Malcolm Rifkind wound up his three-day visit to Peking last night saying that both Britain and China were determined to "look forward, not back" over the question of Hong Kong.

After a long meeting with President Jiang Zemin, the Foreign Secretary welcomed the Chinese leader's "repeated emphasis" that China "was not going to intervene in the affairs of Hong Kong", when sovereignty reverts to the mainland next year.

Despite the more constructive atmosphere, Mr Rifkind's attempts to persuade Peking to resume contact with the Governor of Hong Kong, Chris Patten, yielded no response.

Chinese leaders also remained determined to scrap the colony's elected Legislative Council (LegCo). The foreign ministry spokesman, Chen Jian, said: "I think this is a closed case. That is the Chinese position and that will not change."

Both Britain and China stressed that Mr Rifkind's visit had built on a steady improvement in relations over the past few months. "If we differ, we are differing in a friendly way and seeking to minimise these differences rather than maximise them," said Mr Rifkind, who described his meeting with the Chinese President as "long and substantive". Mr Jiang spoke of the "momentum" of Sino-British co-operation.

That co-operation is not, for now, extending to Mr Patten. The question of Peking resuming a dialogue with the Governor was raised by Mr Rifkind in meetings with the Chinese Foreign Minister, Qian Qichen, and in yesterday's session with President Jiang. Britain, alarmed at a recent "haemorrhaging of confidence" among Hong Kong people, is trying to persuade Peking that fresh contact with Mr Patten would boost Hong Kong's morale. The Chinese side offered no encouragement. "They did not really respond," a British official said.

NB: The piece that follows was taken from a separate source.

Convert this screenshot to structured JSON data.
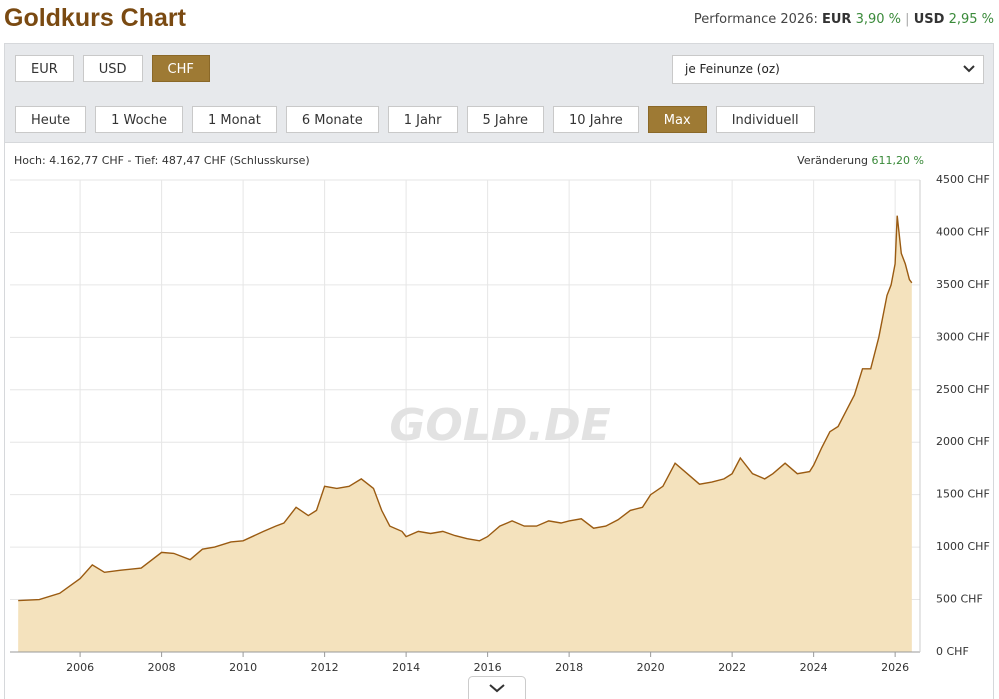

The British maintained there was still hope. Mr Rifkind said: "[President Jiang] emphasised the importance of dialogue. Dialogue of course means dialogue between all on the Chinese side and all on the British side who have responsibility for these matters." Peking has refused to have any direct dealings with Mr Patten since the autumn of 1992 when he unveiled his political reform package. Mr Rifkind reiterated that "only by [Mr Patten's] full involvement can we ensure the success that we all require. I am sure the Chinese side will wish to reflect on that."

In the meantime, it is now expected that the much-delayed ninth container terminal (CT9) project will move ahead, after Mr Qian told the British side that China would accept any agreement reached by the companies involved. A compromise may emerge whereby the Jardine group, which China abhors as a political ally of Mr Patten, would drop out of the CT9 consortium in return for an alternative stake in one of the other forthcoming container terminal projects.

The Chinese played down Mr Rifkind's claim to have reached an agreement on right of abode in Hong Kong after 1997.

"I think this is an exchange of views ... between the two foreign ministers instead of a concrete negotiation," Mr Chen said. Mr Qian's statement that "all residents now with permanent residence status in Hong Kong will continue to have residence status after 30 June 1997" still leaves many specific questions to be settled. But there were positive signs that such negotiations could now yield results.

China would seek a solution "realistically, flexibly and in a relaxed manner", Mr Chen said. "This represents a political willingness." Agreement was also reached on contact between the Hong Kong government and the Chinese- appointed Preparatory Committee and on the issue of post-1997 Hong Kong Chinese passports.